Lights Out

By Sammie Wilkins

Three lamps, dry of oil, upon the ground. Dry as bone. Like the bones of the three boys in search of whom they had been extinguished.


Extinguished like the boys must now be presumed.

"Don't go out, tonight. Fierce wind's workin' round the headland." the harbormaster has warned.

But they'd not heeded the warning. It was fall, a special time in the natural world, when the wind that rattled through the naked trees was not just air pushed swiftly through brittle branches, but the wistful sigh of a ghostly presence rattling skeletal remains.

Since they'd learned to crawl, the three had been inseparable. And now the marine element they'd so loved would see that would always be.  Three boys set out for an adventure, a thrill. And been rewarded by that most final and unknown of them all: death.

Their fathers stood, huddle about the bow of the dinghy they'd rowed out to look for them. Each man's expression united in grief. Each brow furrowed by the same question: "How am I to tell my wife?"

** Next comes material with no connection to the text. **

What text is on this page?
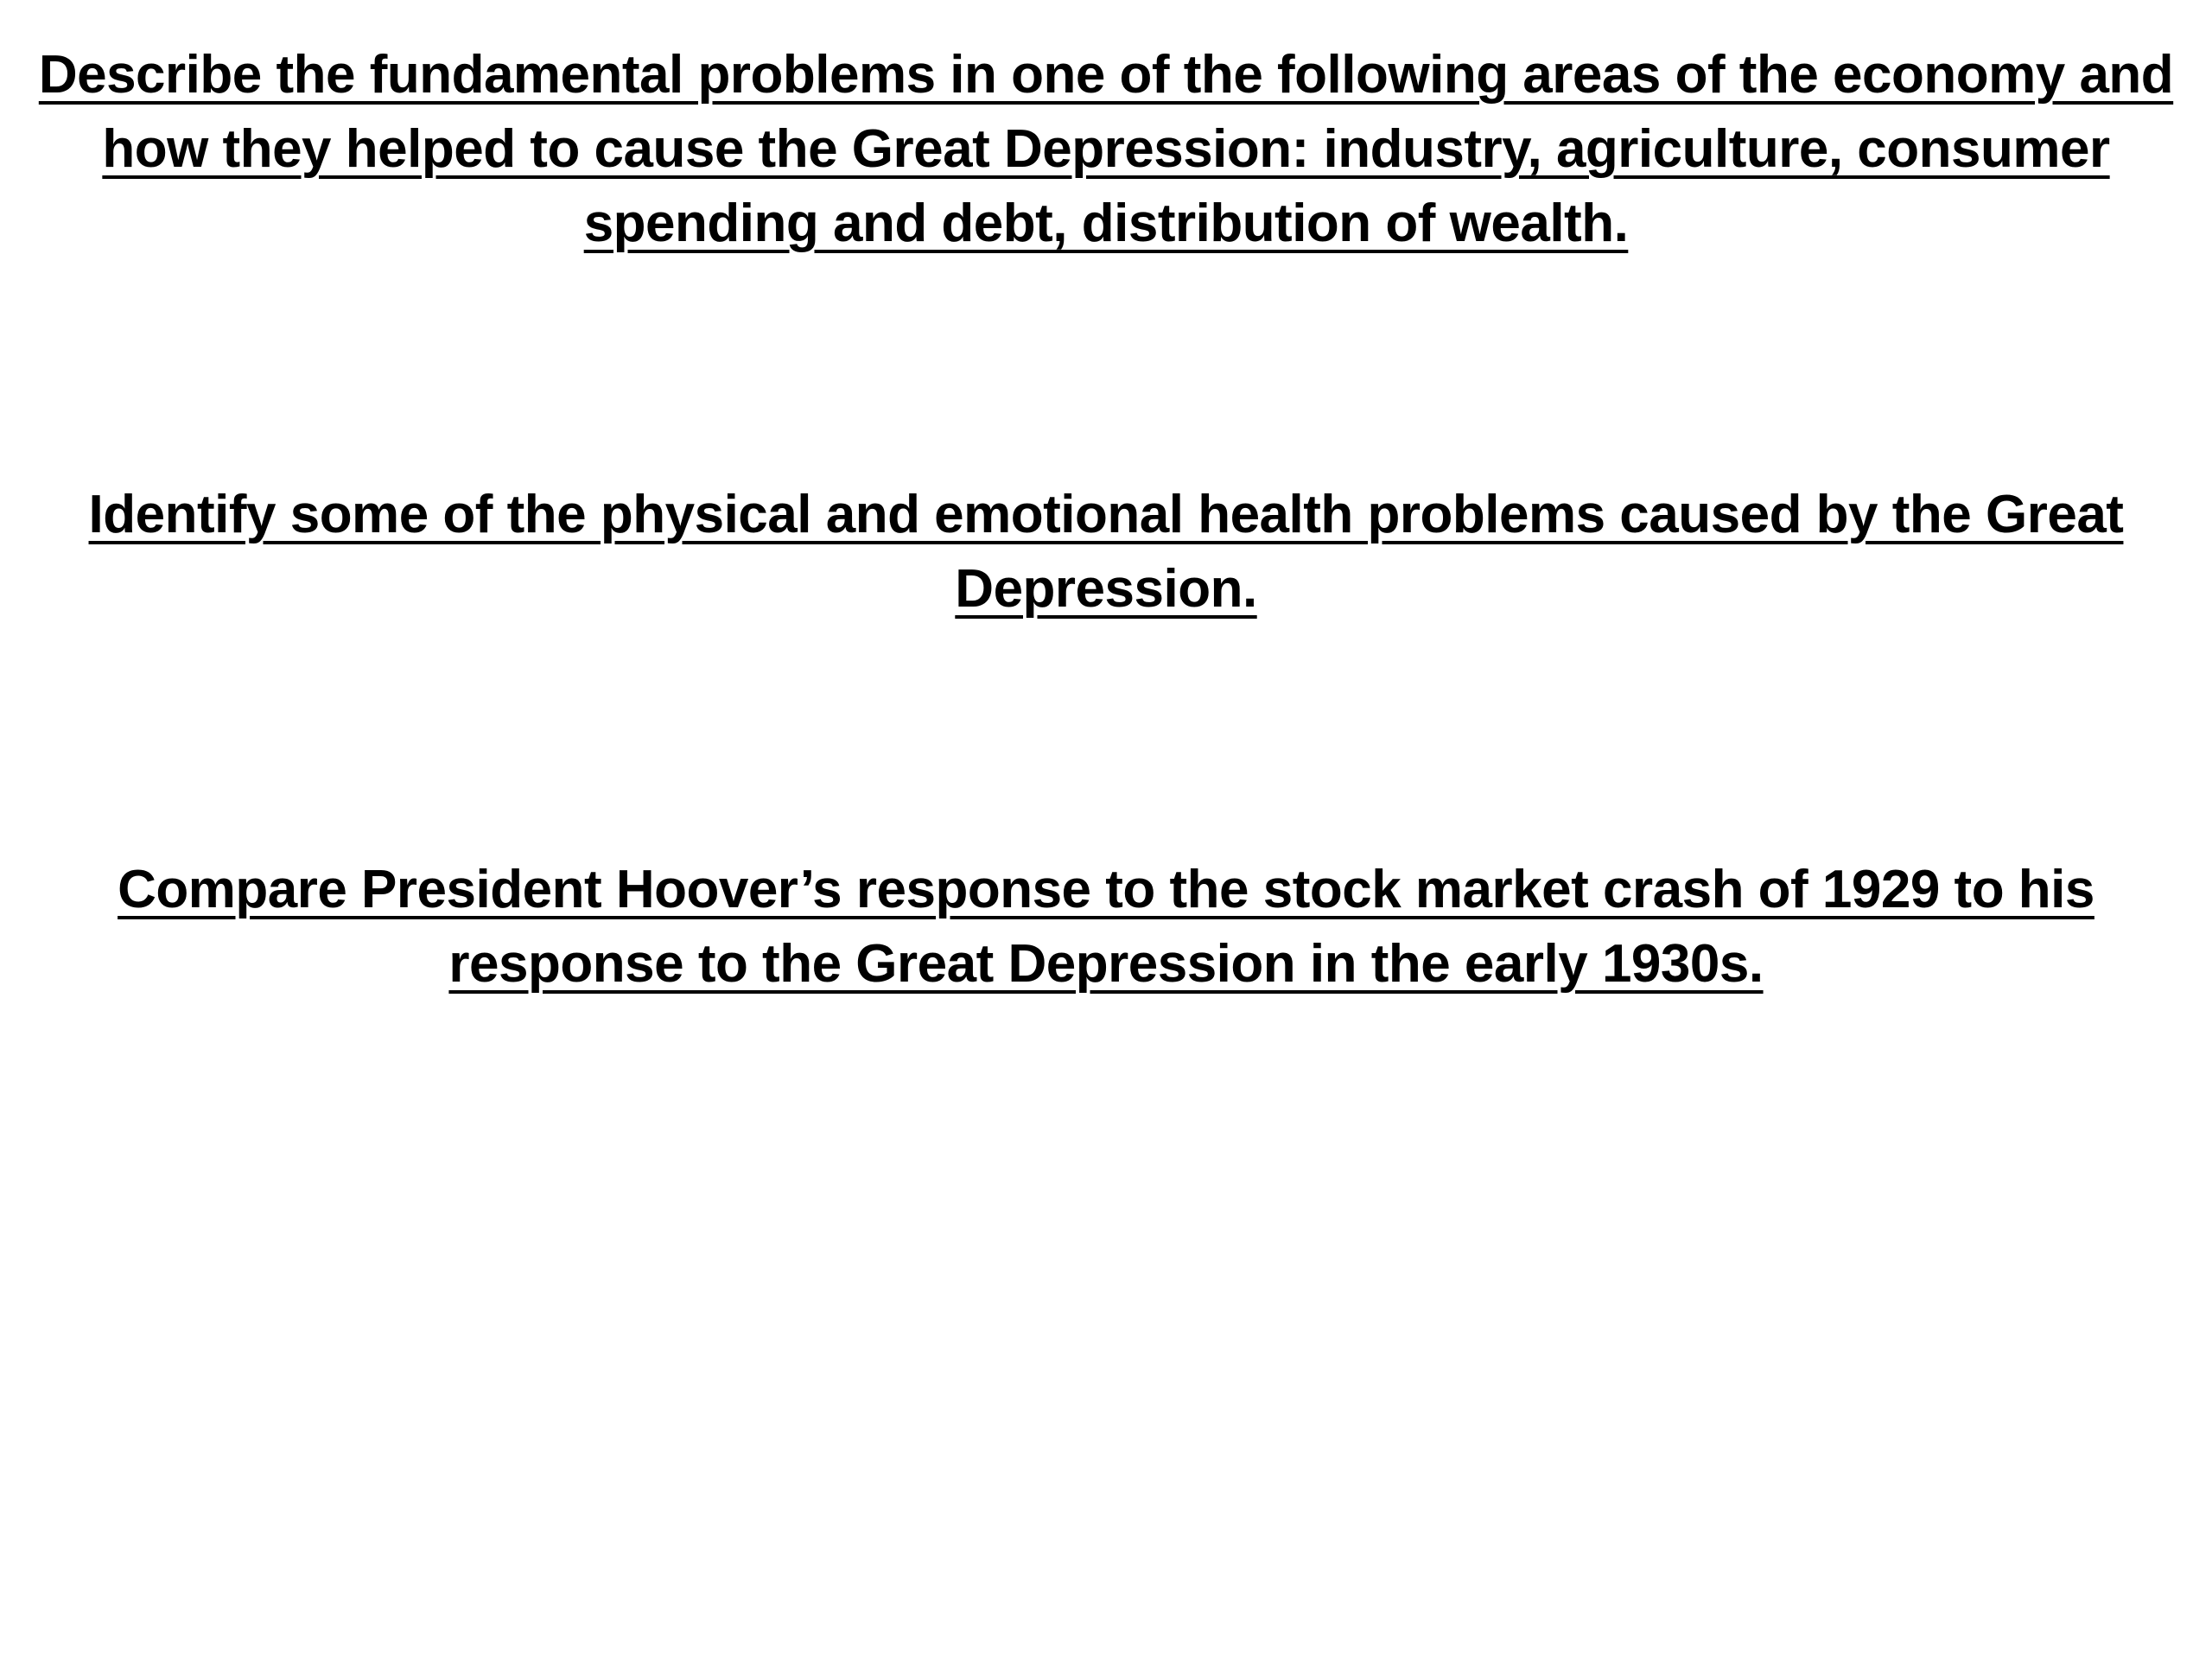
Describe the fundamental problems in one of the following areas of the economy and how they helped to cause the Great Depression: industry, agriculture, consumer spending and debt, distribution of wealth.
Identify some of the physical and emotional health problems caused by the Great Depression.
Compare President Hoover’s response to the stock market crash of 1929 to his response to the Great Depression in the early 1930s.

Behind them sat the boat which their sons had built together. A summer project, to get them out of doors, out from under foot. To preserve the rule of calm and order in the house.

A death sentence, that. One long and protracted. For who that's felt the rush of wind through their hair and the spray of salt on their cheeks can give up the ocean? Who, who's sat and flew across water, the bow delicately balanced at an acute angle to the water, can resist its siren call?

And, yet, the children would have to now. For what mother would let her son set out, a small soul against the whole wide ocean, in the face of this? Out, defenseless, against the mercy of a wild and unchangeable element that housed countless dead.

And what was water anyway? It melted away upon the flesh, draining to nothingness. What real barrier was that between the living and the unnamed horrors that lurked in the murky deep?

No, that instinct that called to the sons and grandsons of those who lived near and worked on the water would have to be fought.

The whispering sighs of three boys, urging their fellows to come out and play, would have to be drowned out.

No more would the children go to sea.